Six loudspeakers are suspended from the gallery ceiling. One remains silent, but five sound a loud musical note at varying intervals. Each speaker corresponds to a different brass instrument, and the sounds produced are discordant and tentative, as if played by someone still learning. Gradually single notes build into a sequence of sound that shapes the gallery space.
Susan Philipsz’ exhibition for Eastside Projects in Birmingham continues her research into the capacity for sound to reimagine historical narratives. The musical instruments in her ensemble have all been damaged by war, a fact which charges the exhibition with a sense of sadness and loss. It hardly needs to be said that conflict is a charged theme this year. The First World War Centenary has been the focus of many recent museum exhibitions, but the trumpets, bass ophicleide, bugle and horn selected by Philipsz were used in earlier conflicts, in Germany during the second half of the 19th century.
The instruments now reside in the collections of German museums, and all have significant histories. Two trumpets belonged to a cavalry regiment connected to Archduke Franz Ferdinand; the bugle has an obvious bullet hole. Some were used to call soldiers to retreat or to advance in battle: these specific directional signals are echoed in the way Philipsz’s speakers produce focused lines of sound in the exhibition space. In time, the sixth speaker will also contribute to the score, adding the notes of the bugle that signalled the infamous Charge of the Light Brigade during the Crimean War to the broken musical ensemble.

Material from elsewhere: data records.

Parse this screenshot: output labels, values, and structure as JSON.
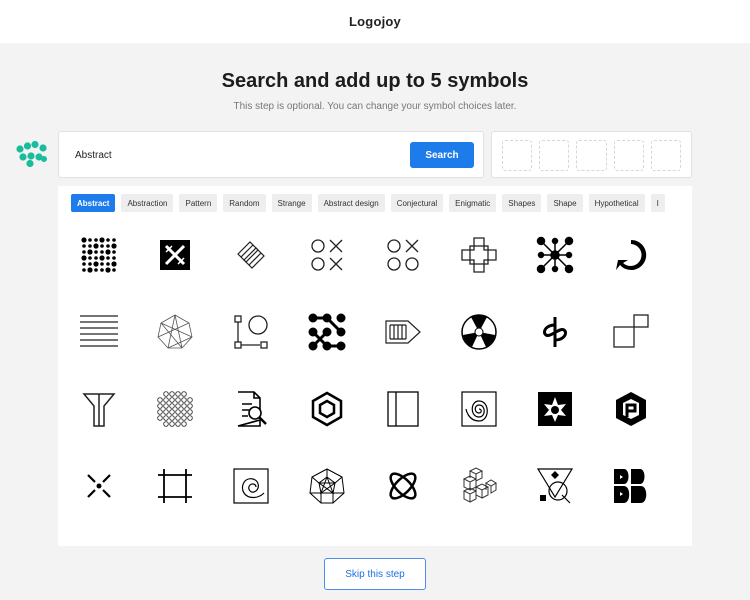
{
  "app": {
    "title": "Logojoy"
  },
  "page": {
    "heading": "Search and add up to 5 symbols",
    "subheading": "This step is optional. You can change your symbol choices later."
  },
  "search": {
    "value": "Abstract",
    "button_label": "Search"
  },
  "selected_slots": 5,
  "tags": [
    "Abstract",
    "Abstraction",
    "Pattern",
    "Random",
    "Strange",
    "Abstract design",
    "Conjectural",
    "Enigmatic",
    "Shapes",
    "Shape",
    "Hypothetical",
    "I"
  ],
  "active_tag": "Abstract",
  "symbols": [
    "dot-matrix-icon",
    "x-block-icon",
    "stacked-chevron-icon",
    "circle-cross-grid-icon",
    "circle-cross-grid-icon-2",
    "cross-outline-icon",
    "molecule-icon",
    "arrow-circle-icon",
    "horizontal-lines-icon",
    "geodesic-sphere-icon",
    "node-square-icon",
    "dot-network-icon",
    "arrow-frame-icon",
    "aperture-icon",
    "pretzel-icon",
    "square-offset-icon",
    "fork-icon",
    "dot-cluster-icon",
    "document-search-icon",
    "hexagon-icon",
    "book-frame-icon",
    "spiral-frame-icon",
    "star-square-icon",
    "hex-p-icon",
    "x-dot-icon",
    "square-handles-icon",
    "spiral-square-icon",
    "polyhedron-icon",
    "atom-icon",
    "cubes-icon",
    "geometric-compass-icon",
    "bold-b-icon"
  ],
  "footer": {
    "skip_label": "Skip this step"
  },
  "colors": {
    "accent": "#1e7bea",
    "logo_green": "#1abc9c"
  }
}
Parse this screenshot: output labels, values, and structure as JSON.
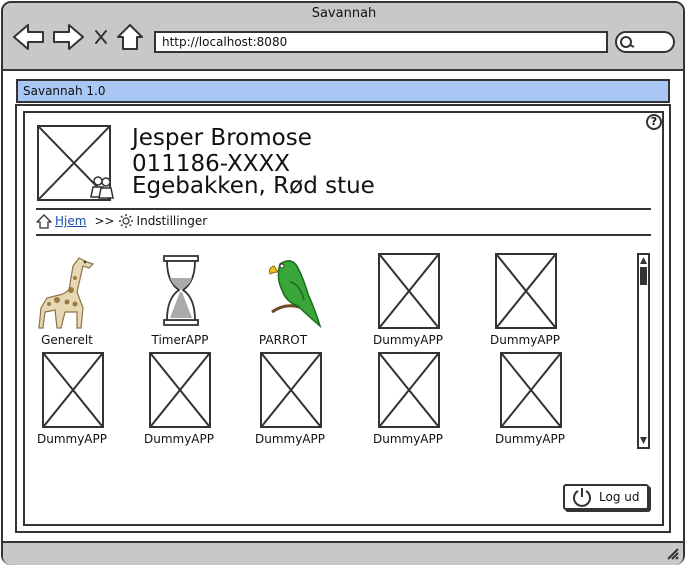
{
  "window": {
    "title": "Savannah"
  },
  "browser": {
    "url": "http://localhost:8080"
  },
  "app": {
    "title": "Savannah 1.0"
  },
  "profile": {
    "name": "Jesper Bromose",
    "cpr": "011186-XXXX",
    "location": "Egebakken, Rød stue"
  },
  "help": {
    "label": "?"
  },
  "breadcrumb": {
    "home": "Hjem",
    "separator": ">>",
    "current": "Indstillinger"
  },
  "apps": [
    {
      "label": "Generelt",
      "icon": "giraffe-icon"
    },
    {
      "label": "TimerAPP",
      "icon": "hourglass-icon"
    },
    {
      "label": "PARROT",
      "icon": "parrot-icon"
    },
    {
      "label": "DummyAPP",
      "icon": "placeholder-image"
    },
    {
      "label": "DummyAPP",
      "icon": "placeholder-image"
    },
    {
      "label": "DummyAPP",
      "icon": "placeholder-image"
    },
    {
      "label": "DummyAPP",
      "icon": "placeholder-image"
    },
    {
      "label": "DummyAPP",
      "icon": "placeholder-image"
    },
    {
      "label": "DummyAPP",
      "icon": "placeholder-image"
    },
    {
      "label": "DummyAPP",
      "icon": "placeholder-image"
    }
  ],
  "logout": {
    "label": "Log ud"
  },
  "colors": {
    "app_bar": "#a8c7f5",
    "chrome": "#c8c8c8",
    "link": "#1a4fa8"
  }
}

Instead of presenting the instruments themselves in vitrines, which would render them functionless, Philipsz presents the sounds independently of the objects, and crucially, without the musicians. Who were these soldiers, what happened to them and why did they stop playing? That the instruments are heard here for the first time in over 100 years is a haunting thought, as if the individual sounds evoke the spirits of countless souls lost. The fact that this show is in Birmingham, once the centre of the UK’s gun manufacturing industry, resonates too.
This is not a sentimental tribute to the fallen. Philipsz has produced a shifting and troubling soundscape that speaks about memory and loss. With notes as fragile yet powerful as the elderly broken instruments themselves, this is a highly affective and deeply touching work.
‘Broken Ensemble: War Damaged Musical Instruments (brass section)’ is at Eastside Projects, Birmingham, until 6 December.